# Where to buy covers in Canada?



## nufa (Jul 29, 2009)

Has anyone in Canada bought a cover for their Kindle? Just wondering if you can go to the amazon.com site and get it or if you have to stick to the limited selection they have at amazon.ca

Thanks


----------



## kindict (Feb 7, 2010)

From threads on Amazon, it appears that the Kindle covers sold by Amazon are popular, but there is a $20.00 shipping fee to Canada, which makes the case (at $60) worth 1/4 of the device itself!  There are plenty of decent cases available via eBay - most in the $10-$20 range (including shipping) are pseudo leather or neoprene.  Cases in the $40+ range are usually leather.  I think some people on KindleBoards prefer to knit their own!
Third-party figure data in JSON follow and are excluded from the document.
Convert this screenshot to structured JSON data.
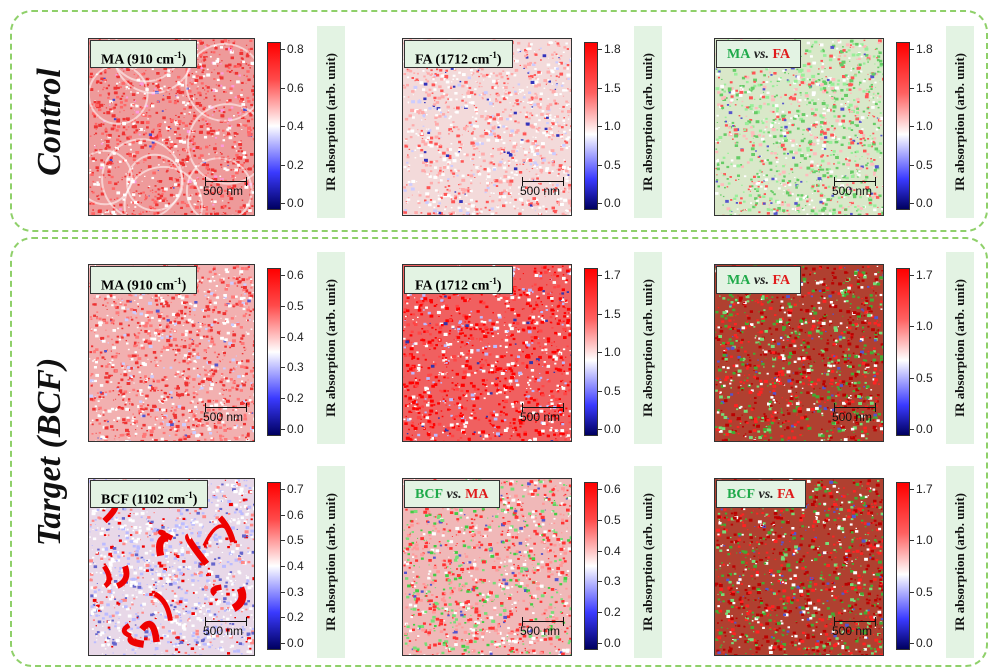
{
  "groups": {
    "control": {
      "label": "Control"
    },
    "target": {
      "label": "Target (BCF)"
    }
  },
  "scale_label": "500 nm",
  "unit_label": "IR absorption (arb. unit)",
  "panels": {
    "c1": {
      "title_pre": "MA (910 cm",
      "title_sup": "-1",
      "title_post": ")",
      "ticks": [
        "0.8",
        "0.6",
        "0.4",
        "0.2",
        "0.0"
      ]
    },
    "c2": {
      "title_pre": "FA (1712 cm",
      "title_sup": "-1",
      "title_post": ")",
      "ticks": [
        "1.8",
        "1.5",
        "1.0",
        "0.5",
        "0.0"
      ]
    },
    "c3": {
      "a": "MA",
      "vs": "vs.",
      "b": "FA",
      "ticks": [
        "1.8",
        "1.5",
        "1.0",
        "0.5",
        "0.0"
      ]
    },
    "t1": {
      "title_pre": "MA (910 cm",
      "title_sup": "-1",
      "title_post": ")",
      "ticks": [
        "0.6",
        "0.5",
        "0.4",
        "0.3",
        "0.2",
        "0.0"
      ]
    },
    "t2": {
      "title_pre": "FA (1712 cm",
      "title_sup": "-1",
      "title_post": ")",
      "ticks": [
        "1.7",
        "1.5",
        "1.0",
        "0.5",
        "0.0"
      ]
    },
    "t3": {
      "a": "MA",
      "vs": "vs.",
      "b": "FA",
      "ticks": [
        "1.7",
        "1.0",
        "0.5",
        "0.0"
      ]
    },
    "t4": {
      "title_pre": "BCF (1102 cm",
      "title_sup": "-1",
      "title_post": ")",
      "ticks": [
        "0.7",
        "0.6",
        "0.5",
        "0.4",
        "0.3",
        "0.2",
        "0.0"
      ]
    },
    "t5": {
      "a": "BCF",
      "vs": "vs.",
      "b": "MA",
      "ticks": [
        "0.6",
        "0.5",
        "0.4",
        "0.3",
        "0.2",
        "0.0"
      ]
    },
    "t6": {
      "a": "BCF",
      "vs": "vs.",
      "b": "FA",
      "ticks": [
        "1.7",
        "1.0",
        "0.5",
        "0.0"
      ]
    }
  }
}
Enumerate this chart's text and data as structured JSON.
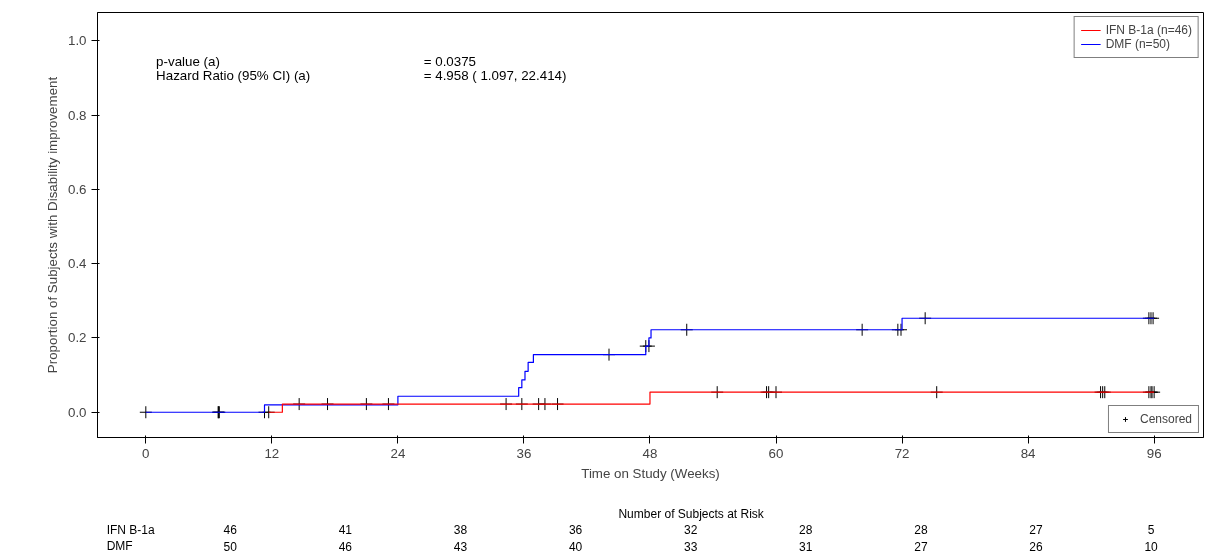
{
  "chart_data": {
    "type": "step",
    "xlabel": "Time on Study (Weeks)",
    "ylabel": "Proportion of Subjects with Disability improvement",
    "xlim": [
      -4.6,
      100.7
    ],
    "ylim": [
      -0.068,
      1.076
    ],
    "xticks": [
      0,
      12,
      24,
      36,
      48,
      60,
      72,
      84,
      96
    ],
    "yticks": [
      {
        "value": 0,
        "label": "0.0"
      },
      {
        "value": 0.2,
        "label": "0.2"
      },
      {
        "value": 0.4,
        "label": "0.4"
      },
      {
        "value": 0.6,
        "label": "0.6"
      },
      {
        "value": 0.8,
        "label": "0.8"
      },
      {
        "value": 1.0,
        "label": "1.0"
      }
    ],
    "grid": false,
    "legend": "top right",
    "series": [
      {
        "name": "IFN B-1a (n=46)",
        "color": "#ff0000",
        "line_style": "solid",
        "x": [
          11.7,
          13,
          48,
          96
        ],
        "values": [
          0,
          0.022,
          0.054,
          0.054
        ]
      },
      {
        "name": "DMF (n=50)",
        "color": "#0000ff",
        "line_style": "solid",
        "x": [
          0,
          11.3,
          24,
          35.5,
          35.8,
          36.1,
          36.4,
          36.9,
          47.6,
          47.9,
          48.1,
          72,
          96
        ],
        "values": [
          0,
          0.02,
          0.043,
          0.066,
          0.087,
          0.11,
          0.134,
          0.155,
          0.178,
          0.2,
          0.222,
          0.253,
          0.253
        ]
      },
      {
        "name": "Censored",
        "color": "#000000",
        "type": "scatter",
        "marker": "cross",
        "x": [
          0,
          6.9,
          7.0,
          11.7,
          14.6,
          17.3,
          21.0,
          23.1,
          34.3,
          35.8,
          37.4,
          38.0,
          39.2,
          54.4,
          59.1,
          59.3,
          60.0,
          75.3,
          90.9,
          91.1,
          91.3,
          95.5,
          95.7,
          95.8,
          96.0,
          6.9,
          11.3,
          44.1,
          47.6,
          47.9,
          51.5,
          68.2,
          71.6,
          71.9,
          74.2,
          95.5,
          95.7,
          95.9
        ],
        "values": [
          0,
          0,
          0,
          0,
          0.022,
          0.022,
          0.022,
          0.022,
          0.022,
          0.022,
          0.022,
          0.022,
          0.022,
          0.054,
          0.054,
          0.054,
          0.054,
          0.054,
          0.054,
          0.054,
          0.054,
          0.054,
          0.054,
          0.054,
          0.054,
          0,
          0,
          0.155,
          0.178,
          0.178,
          0.222,
          0.222,
          0.222,
          0.222,
          0.253,
          0.253,
          0.253,
          0.253
        ]
      }
    ],
    "annotations": [
      "p-value (a)",
      "= 0.0375",
      "Hazard Ratio (95% CI) (a)",
      "= 4.958 ( 1.097, 22.414)",
      "Number of Subjects at Risk",
      "IFN B-1a",
      "46",
      "41",
      "38",
      "36",
      "32",
      "28",
      "28",
      "27",
      "5",
      "DMF",
      "50",
      "46",
      "43",
      "40",
      "33",
      "31",
      "27",
      "26",
      "10"
    ]
  }
}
Are you looking for a carrying case or a protector?


----------



## Evelynne (Feb 5, 2010)

Hi there,

I'm in Canada, and I found plenty of covers on eBay.ca.  That's where I got mine, and I'm happy with it.

Happy Kindling!

Evelynne


----------



## Douglas E Wright (Mar 11, 2011)

I also bought mine from Ebay, for a total of about 20 dollars with shipping.


----------



## OberonDesign.com (Nov 30, 2009)

We also ship to Canada


----------



## meowzart (Mar 29, 2011)

I've ordered from Oberon and medge and had excellent service and shipping costs from both.  Would highly recommend either company.  I order a LOT of stuff from the US b/c I refuse to be limited by skimpy Canadian selections   and have little trouble.  I will refuse to order from companies that have really ridiculous upcharges for Canadian shipping though...so you always have to check.  I realize it's a hassle to ship out of country but they WILL increase their business base a lot.  I rarely have to pay border fees either.  shhh...it's kind of a hit and miss thing with those dudes...not sure what makes them pick certain packages to pull out and charge duty but oh well ...


----------



## Holly (Mar 8, 2011)

Oberon ships to Canada.  My cover arrived promptly and in good shape.  Expect to pay closer to a hundred for it once you add in shipping, customs fees plus the extra brokerage handling fees on top of the taxes ($5) that you may have to pay.  I have not found anything I like better.  My Amazon cover caused rebooting/ battery issues.  The leather feel didn't come close to matching the Oberon.  Only thing is, it leaves me lusting for other designs and colors and that is hard to justify when you factor in the "real" cost.  Planning to buy a couple Kindles as gifts but have to budget for these covers to make the gift extra special.  

The new Oberon sleeves don't have the same appeal for me.  Whether it is the "streamlined" design, or the missing "book factor" these covers give I don't know.  I would however, like an Oberon sleeve for my iPad.


----------